A respected member of the FDCPA defense bar, Tomio Narita, sees it differently. Mr. Narita's recent blog of June 12, 2012, points to cases where federal judges need to see "sufficient factual allegations supporting the finding that a debt collector knew or should have known that the debt amount as stated in the demand letter was false."
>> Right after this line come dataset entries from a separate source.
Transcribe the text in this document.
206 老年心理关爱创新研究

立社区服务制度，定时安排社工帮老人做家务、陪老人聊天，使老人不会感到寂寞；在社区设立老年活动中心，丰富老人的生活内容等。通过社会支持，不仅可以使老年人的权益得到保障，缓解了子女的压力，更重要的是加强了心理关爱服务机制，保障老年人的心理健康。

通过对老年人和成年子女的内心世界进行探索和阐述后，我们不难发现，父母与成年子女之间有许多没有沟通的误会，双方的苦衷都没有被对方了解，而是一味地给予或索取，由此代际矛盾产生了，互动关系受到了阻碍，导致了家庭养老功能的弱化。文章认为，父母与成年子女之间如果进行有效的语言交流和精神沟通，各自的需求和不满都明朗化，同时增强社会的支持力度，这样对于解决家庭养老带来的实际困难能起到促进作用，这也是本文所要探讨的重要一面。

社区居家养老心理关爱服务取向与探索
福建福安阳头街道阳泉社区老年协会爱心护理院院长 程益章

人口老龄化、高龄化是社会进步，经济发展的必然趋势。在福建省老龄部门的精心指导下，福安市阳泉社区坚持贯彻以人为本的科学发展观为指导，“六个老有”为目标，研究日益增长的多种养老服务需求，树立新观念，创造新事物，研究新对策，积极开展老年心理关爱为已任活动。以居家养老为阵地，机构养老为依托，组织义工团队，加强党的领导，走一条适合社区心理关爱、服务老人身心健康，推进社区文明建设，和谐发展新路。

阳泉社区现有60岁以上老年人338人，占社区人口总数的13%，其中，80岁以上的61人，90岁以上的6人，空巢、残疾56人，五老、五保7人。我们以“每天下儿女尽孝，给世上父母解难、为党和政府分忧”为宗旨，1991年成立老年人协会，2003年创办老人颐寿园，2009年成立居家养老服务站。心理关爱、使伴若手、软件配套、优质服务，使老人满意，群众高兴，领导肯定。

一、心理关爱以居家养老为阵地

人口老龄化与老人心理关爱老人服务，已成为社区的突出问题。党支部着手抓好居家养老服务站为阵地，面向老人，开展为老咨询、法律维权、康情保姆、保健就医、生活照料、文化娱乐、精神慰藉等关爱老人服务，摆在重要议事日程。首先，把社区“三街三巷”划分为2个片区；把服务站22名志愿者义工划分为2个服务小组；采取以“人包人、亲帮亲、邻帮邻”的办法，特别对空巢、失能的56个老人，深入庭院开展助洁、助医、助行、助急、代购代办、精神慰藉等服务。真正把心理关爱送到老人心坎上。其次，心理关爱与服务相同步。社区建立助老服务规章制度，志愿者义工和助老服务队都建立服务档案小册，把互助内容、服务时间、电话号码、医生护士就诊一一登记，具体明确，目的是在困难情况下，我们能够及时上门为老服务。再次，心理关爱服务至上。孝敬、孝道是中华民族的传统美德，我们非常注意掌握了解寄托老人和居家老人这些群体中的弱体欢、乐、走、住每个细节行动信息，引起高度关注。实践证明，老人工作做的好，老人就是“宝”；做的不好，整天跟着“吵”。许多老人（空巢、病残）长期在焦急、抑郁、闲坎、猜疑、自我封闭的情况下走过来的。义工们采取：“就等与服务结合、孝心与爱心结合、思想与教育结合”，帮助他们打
Mr. Narita discusses and argues that a "materiality" standard applies to this statute. For example, Mr. Narita pointed to a federal case that found no 1692e or 1692f violations where a collection complaint sought a correct amount but the breakdown contained false elements. Another federal court held, "if a statement would not mislead the unsophisticated consumer, it does not violate the FDCPA – even if it is false in some technical sense. (Wahl v. Midland Credit Mgmt., 556 F.3d 643, 646 (7th Cir. 2009). Mr. Narita takes these holdings and applies them to e(8) claims. Mr. Narita argues that collectors should not be liable for failing to communicate to the credit bureaus that a debt is disputed if 1) the amount reported to the credit bureau(s) is accurate; and 2) the consumer has not substantiated the dispute.

I disagree with this suggested, heightened burden.

I question the legal accuracy of Mr. Narita's assertion that "[t]he consumer must provide the collector with information showing they have a legitimate, good faith dispute concerning the amount of the debt as reported to the consumer reporting agencies." That requirement simply does not appear in the statute. Nor is there any reference to the qualitative sufficiency of the word "dispute." I've found cases that contradict that statement. For example, in leading FDCPA treatise by National Consumer Law Center, §5.5.11 reads, "[T]his provision does not give debt collectors the authority to determine unilaterally that a dispute lacks merit and not be reported." (See Hoffman v. Partners in Collections, Inc., 1993 WL 358158, N.D. Ill. Sept. 1993 (dispute need not be demonstrated as "valid" for protection to apply).

Furthermore, leading cases hold that a dispute need not even be made in writing. (See Brady v. Credit Recovery Co., 160 F.3d 64 (1st Cir. 1998) I.d. at 66. ("clearly, the ordinary usage of dispute does not contemplate a writing").

In short, Mr. Narita assumes that a concise dispute (such as "I dispute this") could (and perhaps should) be deemed "meritless" and the 1692e(8) requirement could essentially be ignored. Using his reasoning, who would determine which disputes are qualitatively sufficient to trigger a debt collector's requirement to notify the credit bureaus of the debt's disputed nature? The debt collector who has a completely adverse position?

Mr. Narita argues that since the Fair Credit Reporting Act ("FCRA") contains defenses grounded in meritless disputes, so should the FDCPA. But the two statutes are different with different standards and different purposes.

Although I disagree with Mr. Narita on this point of law, I would not want him defending any FDCPA case of mine. So be specific with your disputes and elaborate as to why the information about the debt is false.